Comment Blog 10 April, 2024

Can fiscal devolution help to stabilise local government finances?

Giorgia Vittorino
Research Assistant

Fiscal devolution as a solution to the local government financial crisis has thus far received insufficient attention.

The Government has dedicated £600 million of the local government finance settlement to bolstering council budgets, the majority of which is specifically targeted at funding adult social care. Such immediate cash injections can support councils in the short-term but they are not a viable long-term solution. Instead, we need to consider innovative approaches that allow councils greater tax autonomy to deliver long-term budget sustainability.

Funding for local government has been characterised by short-term, single-funding settlements with a ‘begging bowl culture’ of competitive bid-in processes. Cash raising power is limited because sources of local revenue — council tax and business rates retention — are regressive and based on outdated valuations. Some immediate suggestions emerge, including revaluating council tax and business retention, introducing multi-year settlements and consolidating single-pot funding to streamline revenue.

However, there is a case for going further to address the propensity for fiscal centralisation in England by granting councils greater tax autonomy and revenue raising powers, steps which have already been taken by Japan and Denmark.

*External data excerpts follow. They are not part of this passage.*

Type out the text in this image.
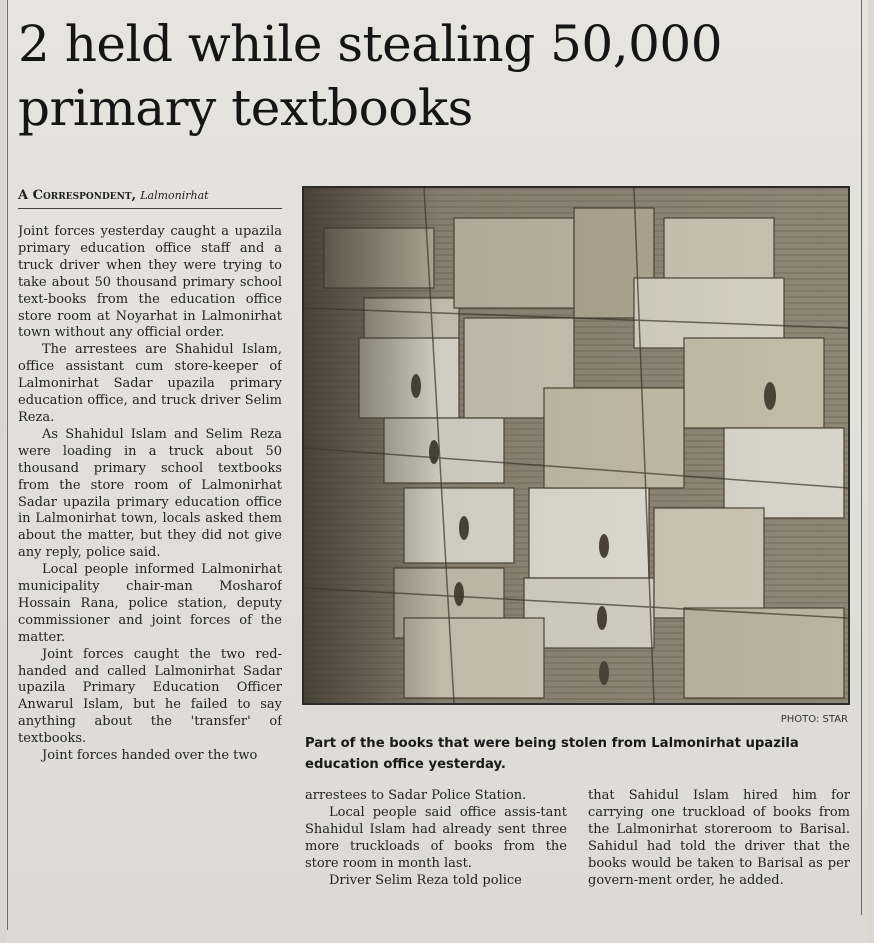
2 held while stealing 50,000 primary textbooks
A Correspondent, Lalmonirhat

Joint forces yesterday caught a upazila primary education office staff and a truck driver when they were trying to take about 50 thousand primary school text-books from the education office store room at Noyarhat in Lalmonirhat town without any official order.

The arrestees are Shahidul Islam, office assistant cum store-keeper of Lalmonirhat Sadar upazila primary education office, and truck driver Selim Reza.

As Shahidul Islam and Selim Reza were loading in a truck about 50 thousand primary school textbooks from the store room of Lalmonirhat Sadar upazila primary education office in Lalmonirhat town, locals asked them about the matter, but they did not give any reply, police said.

Local people informed Lalmonirhat municipality chair-man Mosharof Hossain Rana, police station, deputy commissioner and joint forces of the matter.

Joint forces caught the two red-handed and called Lalmonirhat Sadar upazila Primary Education Officer Anwarul Islam, but he failed to say anything about the 'transfer' of textbooks.

Joint forces handed over the two

PHOTO: STAR
Part of the books that were being stolen from Lalmonirhat upazila education office yesterday.

arrestees to Sadar Police Station.

Local people said office assis-tant Shahidul Islam had already sent three more truckloads of books from the store room in month last.

Driver Selim Reza told police

that Sahidul Islam hired him for carrying one truckload of books from the Lalmonirhat storeroom to Barisal. Sahidul had told the driver that the books would be taken to Barisal as per govern-ment order, he added.
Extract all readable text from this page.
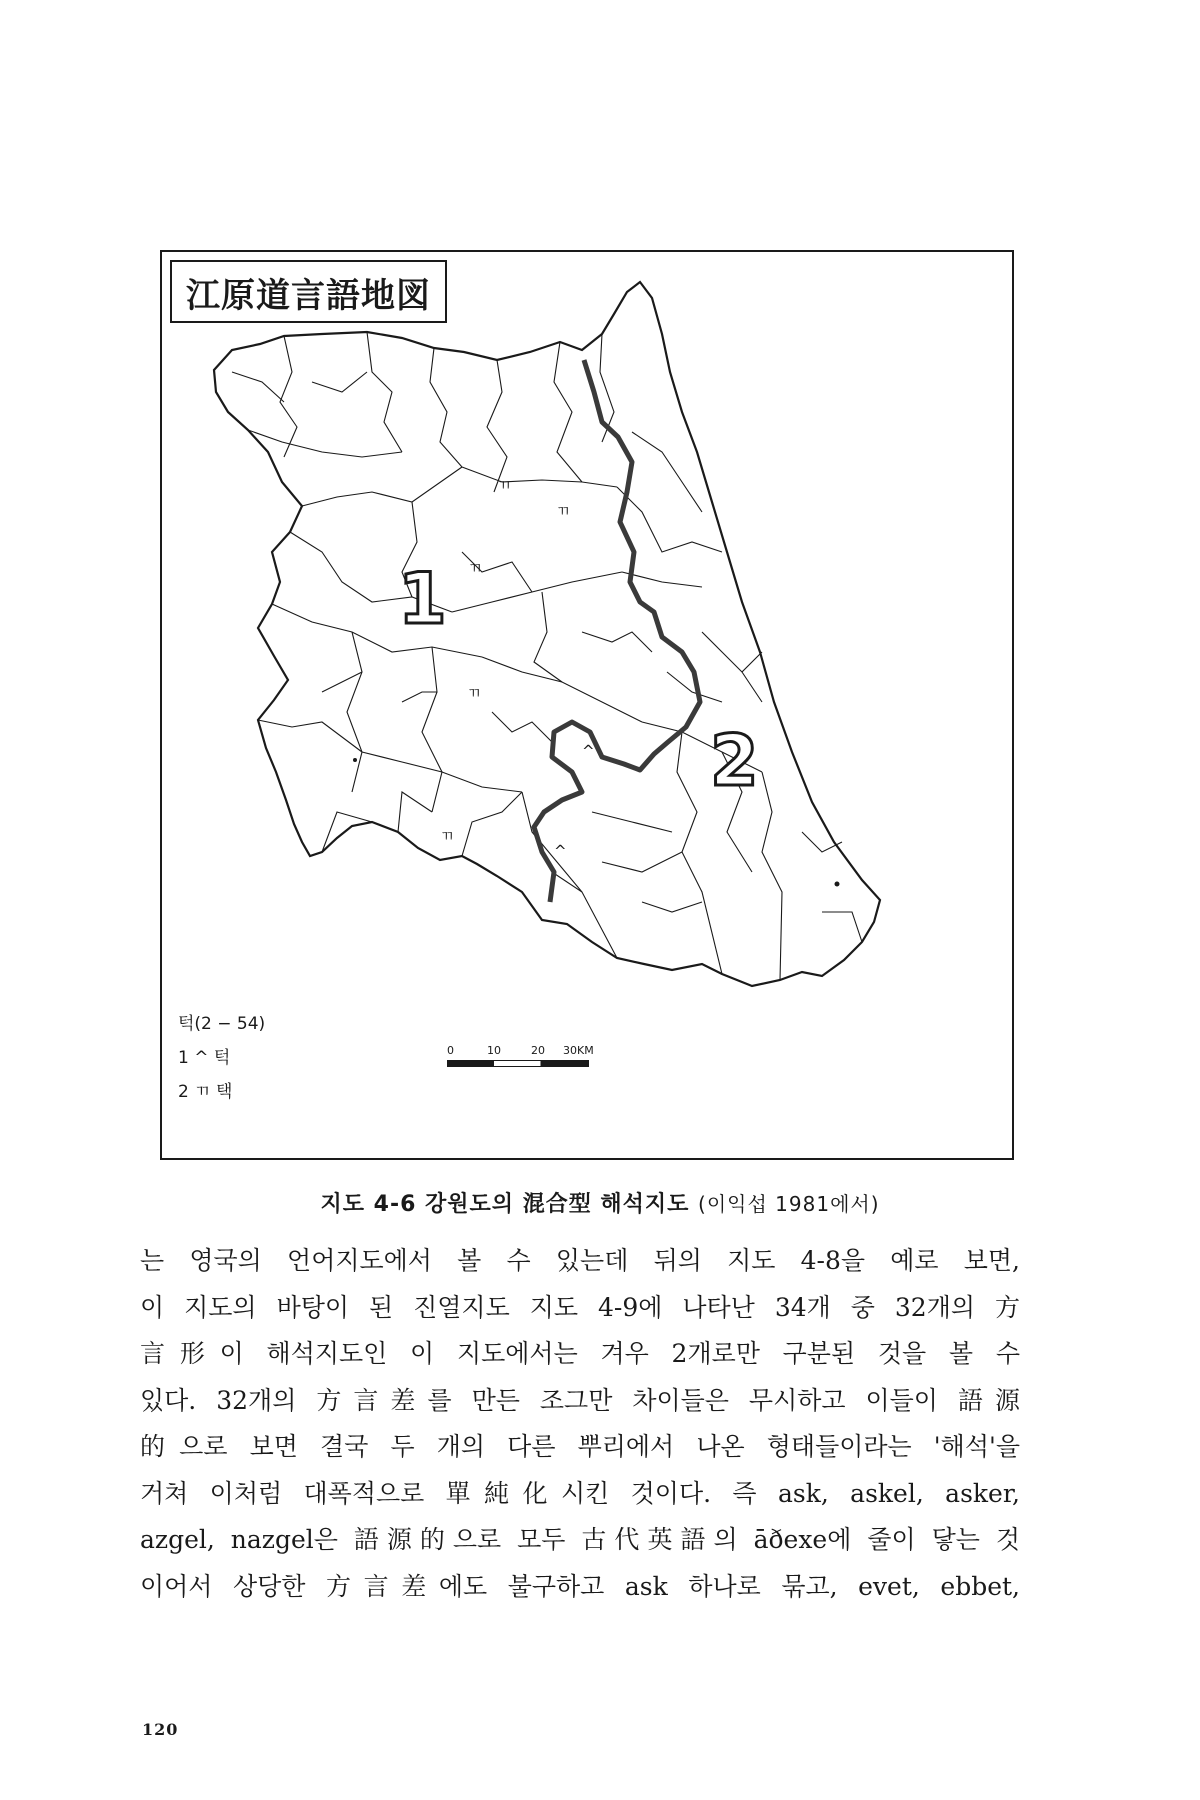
江原道言語地図
1
2
ㄲ
ㄲ
ㄲ
ㄲ
ㄲ
^
^
턱(2 − 54)
1 ^ 턱
2 ㄲ 택
0	10	20 30KM
지도 4-6 강원도의 混合型 해석지도 (이익섭 1981에서)
는 영국의 언어지도에서 볼 수 있는데 뒤의 지도 4-8을 예로 보면,
이 지도의 바탕이 된 진열지도 지도 4-9에 나타난 34개 중 32개의 方
言形이 해석지도인 이 지도에서는 겨우 2개로만 구분된 것을 볼 수
있다. 32개의 方言差를 만든 조그만 차이들은 무시하고 이들이 語源
的으로 보면 결국 두 개의 다른 뿌리에서 나온 형태들이라는 '해석'을
거쳐 이처럼 대폭적으로 單純化시킨 것이다. 즉 ask, askel, asker,
azgel, nazgel은 語源的으로 모두 古代英語의 āðexe에 줄이 닿는 것
이어서 상당한 方言差에도 불구하고 ask 하나로 묶고, evet, ebbet,
120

England’s level of fiscal centralisation makes it an outlier. In 2021, only 5 per cent of tax was raised by local government, compared to an average of 11 per cent amongst non-federal OECD countries.

Fiscal devolution provides an opportunity to boost local government revenue by broadening local tax bases and devolving more shares of national tax to local government. Greater tax autonomy could allow local government to engage with communities to identify the best funding mechanisms for local public services. Local authorities could better plan with less need to be continuously liaising with Whitehall. Fiscal autonomy could encourage a more tailored approach to local needs, with long-term funding plans for local economic growth, productivity, and public services, as opposed to Whitehall funding prescriptions.

Fiscal devolution has been partially introduced in places, for example the ‘trailblazer deals’ to the WMCA and GMCA introduced 100 per cent business rate retention and Manchester has been the first to introduce a 'tourist tax', which raised £2.8 million in its first year. Calls for further devolution have come from the Northern Powerhouse Partnership, which has suggested devolving 1p of employer’s NI contributions, and Andy Street, who has pushed for the ability to retain a percentage of VAT and corporation tax raised in the WMCA.

Whilst opponents of fiscal devolution suggest that greater local tax autonomy could result in local authorities in poorer areas paying more tax, the current centralised system does little to redistribute revenue between regions and council tax is notoriously regressive. As exemplified by Denmark, where municipalities receive most of their income from local taxes —  with an annual review providing top-ups to municipalities with deficits — equalisation can work alongside devolution.